Noël marchait sous la pluie depuis bientôt deux heures. Son chapeau de feutre avait perdu sa forme et ses larges rebords rabattus sur ses oreilles pendaient maintenant jusque sur ses épaules. Ses vêtements détrempés s’étaient collés à son corps et pesaient lourd sur son dos et sur ses reins. Il avançait encore plus péniblement qu’à l’ordinaire, trainant son pied difforme dans les ornières du chemin. Noël pressait le pas autant que sa démarche le lui permettait. Il voulait arriver à la Prétentaine avant la nuit car il avait gardé de son enfance une sourde crainte de l’obscurité et des esprits malfaisants qui la peuplent. D’ailleurs aucun homme de la région, même le plus courageux ou le plus inconscient, n’aurait eu l’idée de marcher dans l’obscurité, le vent et la pluie à travers cette campagne à demi submergée.

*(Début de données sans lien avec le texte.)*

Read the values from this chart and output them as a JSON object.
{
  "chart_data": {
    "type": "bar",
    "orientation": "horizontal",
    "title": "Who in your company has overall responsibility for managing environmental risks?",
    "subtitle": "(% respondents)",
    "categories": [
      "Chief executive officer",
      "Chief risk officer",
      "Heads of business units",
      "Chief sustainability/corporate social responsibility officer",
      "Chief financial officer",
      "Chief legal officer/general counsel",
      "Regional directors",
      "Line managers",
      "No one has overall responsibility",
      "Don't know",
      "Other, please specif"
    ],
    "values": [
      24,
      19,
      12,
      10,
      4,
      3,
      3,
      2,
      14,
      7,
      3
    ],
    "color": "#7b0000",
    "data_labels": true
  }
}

Pourtant, malgré l’humidité qui le pénétrait, malgré la nuit qui approchait et malgré le mauvais chemin qu’il lui restait encore à parcourir, Noël était joyeux : c’en serait bientôt fini de son infirmité. Le docteur Cottard lui avait assuré qu’une intervention chirurgicale sans danger permettrait de donner à son pied bot une mobilité quasi normale. C’était sans danger : on lui couperait le malheureux tendon atrophié qui maintenait son pied tendu vers le bas et, au bout de quelques jours, tout rentrerait dans l’ordre. Il pourrait marcher normalement. Le succès était assuré, avait dit le docteur, et ce serait presque sans douleur. La douleur, Noël s’en moquait bien. Il avait déjà tant souffert à cause de son pied bot qu’il était prêt à souffrir encore pour s’en débarrasser définitivement. Le docteur avait fixé l’opération à la semaine prochaine, au 26 décembre exactement. Il la ferait pour rien, pour la science, avait-il dit en ajoutant gaiement : « Ce sera mon cadeau d’anniversaire, Noël ! »
Noël Couvresac était né vingt-huit ans auparavant, le 24 décembre 1850, d’Amandine Couvresac et de père inconnu. La pauvre Amandine, servante à la ferme de la Prétentaine, était morte en le mettant au monde. Elle n’avait que dix-sept ans. Le symbole de ce bébé arrivant la nuit de Noël avait touché Hector Patenaude, le maître de la Prétentaine, et il avait accepté que la Patronne, son épouse Marcelle, élève le nouveau-né au milieu de ses quatre enfants. Bien sûr, ils lui donnèrent le nom de Noël, Noël Couvresac. L’année suivante fut bonne pour la Prétentaine, les fruits furent abondants et la moisson inespérée. Noël grandissait, traité par Marcelle comme elle avait traité ses propres enfants au même âge.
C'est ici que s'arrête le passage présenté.